[OSM-dev] New, faster, planet dump tool
Brett Henderson
brett at bretth.com
Tue Sep 25 14:27:23 BST 2007
Jon Burgess wrote:
> Yes, it is possible in theory to do incremental updates, so long as
> the PostgreSQL database has the details on all nodes, segments and
> ways. As you mention, the '--slim' modes does store all this
> information and it should be possible to apply the diff on top of this
> and work out which geometry entries need to be updated.
>
> Historically the RAM code has been so much faster than the DB backed
> that even applying a weeks worth of updates would probably be slower
> than reloading the whole thing. If the updates were very small
> near-real time changes then it could probably be done much faster.
>
> There are quite a few complications to implement this in practice so
> it would probably take me some time to get the possible glitches
> resolved.
>
I have no doubt it's harder than it sounds :-) I have enough trouble
replicating osm changes into an identical mysql schema ... It's
interesting that for large changesets that it may be quicker to reload.

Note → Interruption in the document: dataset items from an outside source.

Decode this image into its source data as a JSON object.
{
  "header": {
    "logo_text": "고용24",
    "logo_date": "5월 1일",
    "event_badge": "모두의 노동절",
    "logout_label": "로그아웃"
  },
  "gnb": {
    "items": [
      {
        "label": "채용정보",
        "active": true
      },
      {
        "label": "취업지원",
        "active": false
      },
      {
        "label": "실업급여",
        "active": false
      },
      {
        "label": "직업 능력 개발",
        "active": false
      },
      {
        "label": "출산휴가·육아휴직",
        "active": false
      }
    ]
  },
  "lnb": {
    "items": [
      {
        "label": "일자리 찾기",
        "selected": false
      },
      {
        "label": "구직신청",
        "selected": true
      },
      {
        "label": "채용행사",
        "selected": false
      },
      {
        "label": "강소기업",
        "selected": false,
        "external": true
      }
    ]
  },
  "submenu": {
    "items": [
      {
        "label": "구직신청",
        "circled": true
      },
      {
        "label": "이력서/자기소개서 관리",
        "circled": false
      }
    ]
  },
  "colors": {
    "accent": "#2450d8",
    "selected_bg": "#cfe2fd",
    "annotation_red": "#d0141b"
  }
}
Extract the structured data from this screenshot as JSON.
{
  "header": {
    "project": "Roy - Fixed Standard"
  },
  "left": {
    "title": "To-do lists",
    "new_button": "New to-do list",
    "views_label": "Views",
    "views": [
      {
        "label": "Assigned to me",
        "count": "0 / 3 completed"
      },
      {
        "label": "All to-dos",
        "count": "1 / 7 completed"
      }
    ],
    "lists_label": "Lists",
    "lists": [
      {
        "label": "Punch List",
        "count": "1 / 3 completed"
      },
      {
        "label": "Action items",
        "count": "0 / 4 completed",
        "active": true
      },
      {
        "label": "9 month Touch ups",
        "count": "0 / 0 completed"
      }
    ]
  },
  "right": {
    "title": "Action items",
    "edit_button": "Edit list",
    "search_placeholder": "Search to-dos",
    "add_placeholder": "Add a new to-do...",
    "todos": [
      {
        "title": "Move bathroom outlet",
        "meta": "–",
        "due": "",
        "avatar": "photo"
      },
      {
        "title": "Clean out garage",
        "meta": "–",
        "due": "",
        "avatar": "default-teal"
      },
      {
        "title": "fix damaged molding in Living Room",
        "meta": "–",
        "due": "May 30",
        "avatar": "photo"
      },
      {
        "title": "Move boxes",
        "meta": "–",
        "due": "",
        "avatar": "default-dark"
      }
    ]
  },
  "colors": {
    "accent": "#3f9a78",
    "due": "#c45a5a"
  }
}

While I knew change application is slower, I didn't realise to what extent.
It looks like we'll have daily diffs available in the near future.
While they're probably not useful for mapnik purposes at this point they
might be useful for testing against. spaetz has written a nice launch
script for creating change files using osmosis that will allow any
replication intervals to be established if they're successful.